Copies of his lithograph of The Resurrection of Henry Box Brown at Philadelphia were used by anti-slavery activists prior to and during the American Civil War (1861–1865) to raise funds for the Underground Railroad and other anti-slavery campaigns. Henry Box Brown was a slave who escaped from Richmond, Virginia in 1849 by having himself shipped overland express to Philadelphia, Pennsylvania in a small crate, delivered to Passmore Williamson, Reverend James Miller McKim, and other members of the Pennsylvania Anti-Slavery Society. His journey took 27 hours and was considered a miracle of the improved private mail system.

In 1864 Rowse joined the Saturday Club, of which Emerson was a member. Rowse went to London in 1872 with mathematician and philosopher Chauncey Wright. He met John Ruskin and American cultural critic, Charles Eliot Norton while there. He moved to New York City in 1880. Rowse is depicted in his friend, Eastman Johnson's painting of two men, The Funding Bill, which is in the Metropolitan Museum of Art's collection.

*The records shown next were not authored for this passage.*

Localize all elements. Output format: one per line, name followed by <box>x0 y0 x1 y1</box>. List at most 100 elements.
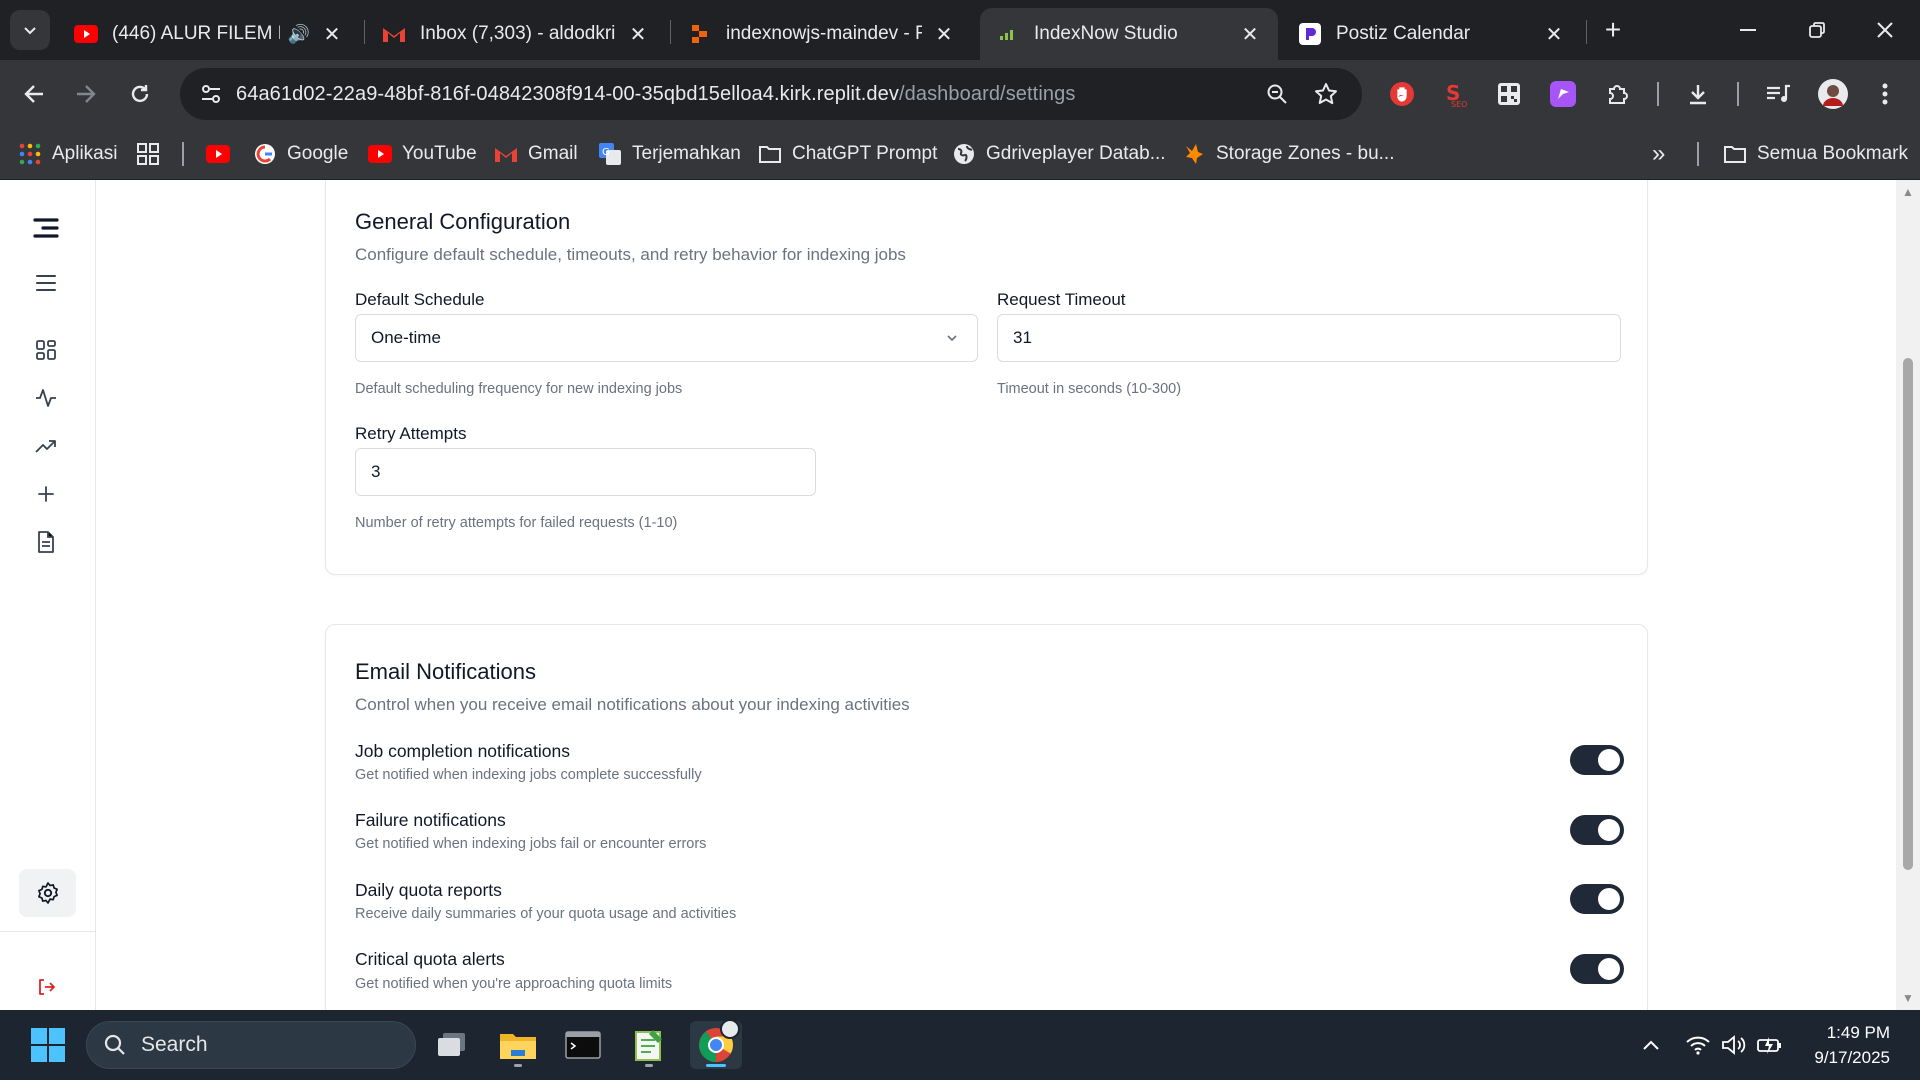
tab-youtube[interactable]: (446) ALUR FILEM HO 🔊 ✕ <box>58 8 360 60</box>
logout-icon[interactable] <box>28 969 64 1005</box>
translate-icon: G <box>598 142 622 166</box>
grid-icon <box>136 142 160 166</box>
bookmark-youtube[interactable]: YouTube <box>368 140 477 168</box>
indexnow-app: General Configuration Configure default … <box>0 180 1920 1010</box>
daily-quota-reports-toggle[interactable] <box>1570 884 1624 914</box>
bookmark-google[interactable]: Google <box>253 140 348 168</box>
battery-charging-icon[interactable] <box>1755 1031 1785 1059</box>
bookmark-label: Google <box>287 143 349 164</box>
critical-quota-alerts-toggle[interactable] <box>1570 954 1624 984</box>
download-icon[interactable] <box>1683 79 1713 109</box>
browser-toolbar: 64a61d02-22a9-48bf-816f-04842308f914-00-… <box>0 60 1920 128</box>
retry-attempts-value[interactable] <box>371 462 800 482</box>
minimize-icon <box>1740 29 1756 31</box>
failure-notifications-toggle[interactable] <box>1570 815 1624 845</box>
plus-icon[interactable] <box>28 476 64 512</box>
replit-icon <box>688 22 712 46</box>
taskbar-search[interactable]: Search <box>86 1021 416 1069</box>
tab-replit[interactable]: indexnowjs-maindev - Re ✕ <box>672 8 972 60</box>
bookmark-storage-zones[interactable]: Storage Zones - bu... <box>1182 140 1395 168</box>
toggle-knob <box>1598 749 1620 771</box>
request-timeout-input[interactable] <box>997 314 1621 362</box>
settings-main: General Configuration Configure default … <box>96 180 1896 1010</box>
app-logo-icon[interactable] <box>28 210 64 246</box>
profile-avatar[interactable] <box>1818 79 1848 109</box>
all-bookmarks-folder[interactable]: Semua Bookmark <box>1723 140 1908 168</box>
tab-divider <box>1586 20 1587 44</box>
minimize-button[interactable] <box>1728 10 1768 50</box>
chevron-up-icon <box>1643 1040 1659 1050</box>
chrome-taskbar-button[interactable] <box>690 1019 742 1069</box>
reload-button[interactable] <box>120 74 160 114</box>
close-icon[interactable]: ✕ <box>932 22 956 47</box>
activity-icon[interactable] <box>28 380 64 416</box>
job-completion-toggle[interactable] <box>1570 745 1624 775</box>
sidebar <box>0 180 96 1010</box>
terminal-button[interactable] <box>557 1021 609 1069</box>
bookmark-gdriveplayer[interactable]: Gdriveplayer Datab... <box>952 140 1166 168</box>
zoom-icon[interactable] <box>1262 79 1292 109</box>
dashboard-icon[interactable] <box>28 332 64 368</box>
notepad-app-button[interactable] <box>623 1021 675 1069</box>
close-icon[interactable]: ✕ <box>626 22 650 47</box>
chrome-menu-icon[interactable] <box>1870 79 1900 109</box>
url-text: 64a61d02-22a9-48bf-816f-04842308f914-00-… <box>236 83 1075 106</box>
media-control-icon[interactable] <box>1763 79 1793 109</box>
default-schedule-select[interactable]: One-time <box>355 314 978 362</box>
tab-postiz[interactable]: Postiz Calendar ✕ <box>1282 8 1582 60</box>
running-indicator <box>514 1064 522 1067</box>
volume-icon[interactable] <box>1719 1031 1749 1059</box>
wifi-icon[interactable] <box>1683 1031 1713 1059</box>
reload-icon <box>131 85 149 103</box>
retry-attempts-input[interactable] <box>355 448 816 496</box>
bookmark-separator <box>1697 142 1699 166</box>
bookmark-translate[interactable]: G Terjemahkan <box>598 140 741 168</box>
forward-button[interactable] <box>66 74 106 114</box>
terminal-icon <box>565 1031 601 1059</box>
back-button[interactable] <box>14 74 54 114</box>
audio-playing-icon[interactable]: 🔊 <box>288 24 310 45</box>
site-info-icon[interactable] <box>196 79 226 109</box>
page-scrollbar[interactable]: ▲ ▼ <box>1896 180 1920 1010</box>
tab-gmail[interactable]: Inbox (7,303) - aldodkris@ ✕ <box>366 8 666 60</box>
card-description: Configure default schedule, timeouts, an… <box>355 245 906 264</box>
close-window-button[interactable] <box>1865 10 1905 50</box>
tab-indexnow-studio[interactable]: IndexNow Studio ✕ <box>980 8 1278 60</box>
arrow-right-icon <box>77 85 96 103</box>
bookmark-apps[interactable]: Aplikasi <box>18 140 117 168</box>
settings-nav-item[interactable] <box>19 869 76 917</box>
more-bookmarks-button[interactable]: » <box>1652 140 1665 168</box>
qr-code-extension-icon[interactable] <box>1494 79 1524 109</box>
scroll-up-arrow-icon[interactable]: ▲ <box>1902 186 1914 198</box>
start-button[interactable] <box>22 1021 74 1069</box>
menu-toggle-icon[interactable] <box>28 265 64 301</box>
document-icon[interactable] <box>28 524 64 560</box>
address-bar[interactable]: 64a61d02-22a9-48bf-816f-04842308f914-00-… <box>180 68 1362 120</box>
tab-search-button[interactable] <box>10 10 50 50</box>
task-view-button[interactable] <box>426 1021 478 1069</box>
bookmark-chatgpt-folder[interactable]: ChatGPT Prompt <box>758 140 937 168</box>
notification-title: Job completion notifications <box>355 741 570 761</box>
close-icon[interactable]: ✕ <box>1542 22 1566 47</box>
adblock-extension-icon[interactable] <box>1387 79 1417 109</box>
purple-extension-icon[interactable] <box>1548 79 1578 109</box>
bookmark-grid[interactable] <box>136 140 170 168</box>
new-tab-button[interactable]: + <box>1593 10 1633 50</box>
file-explorer-button[interactable] <box>492 1021 544 1069</box>
close-icon[interactable]: ✕ <box>1238 22 1262 47</box>
seo-extension-icon[interactable]: S SEO <box>1440 79 1470 109</box>
request-timeout-help: Timeout in seconds (10-300) <box>997 381 1182 397</box>
close-icon[interactable]: ✕ <box>320 22 344 47</box>
gear-icon <box>37 882 58 904</box>
taskbar-clock[interactable]: 1:49 PM 9/17/2025 <box>1814 1020 1890 1070</box>
bookmark-star-icon[interactable] <box>1311 79 1341 109</box>
scroll-down-arrow-icon[interactable]: ▼ <box>1902 992 1914 1004</box>
show-hidden-icons-button[interactable] <box>1636 1031 1666 1059</box>
request-timeout-value[interactable] <box>1013 328 1605 348</box>
bookmark-gmail[interactable]: Gmail <box>494 140 578 168</box>
restore-button[interactable] <box>1797 10 1837 50</box>
bookmark-youtube-icon-only[interactable] <box>206 140 240 168</box>
extensions-puzzle-icon[interactable] <box>1603 79 1633 109</box>
scrollbar-thumb[interactable] <box>1903 358 1913 870</box>
trending-up-icon[interactable] <box>28 428 64 464</box>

He was commissioned to make portraits of James Russell Lowell, Nathaniel Hawthorne, Henry Wadsworth Longfellow. and Frances Appleton Longfellow (1859), which is in the Longfellow Trust Collection. Generally the portraits were drawings in black and white, and in crayon. Other subjects were the family of Frederic Edwin Church, Arthur Hugh Clough and Howard Dwight. Annie Adams Fields, wife of Boston publisher James T. Fields, sat for a black crayon drawing by Rowse and noted the artist was "eccentric but true and interesting".

He made portraits of children, which exhibited at the galleries of M. Knoedler & Co. in January, 1902. A book was published that year entitled Ideal Children's Heads in Crayon and Oil.

Rowse died in Morristown, New Jersey on May 24, 1901.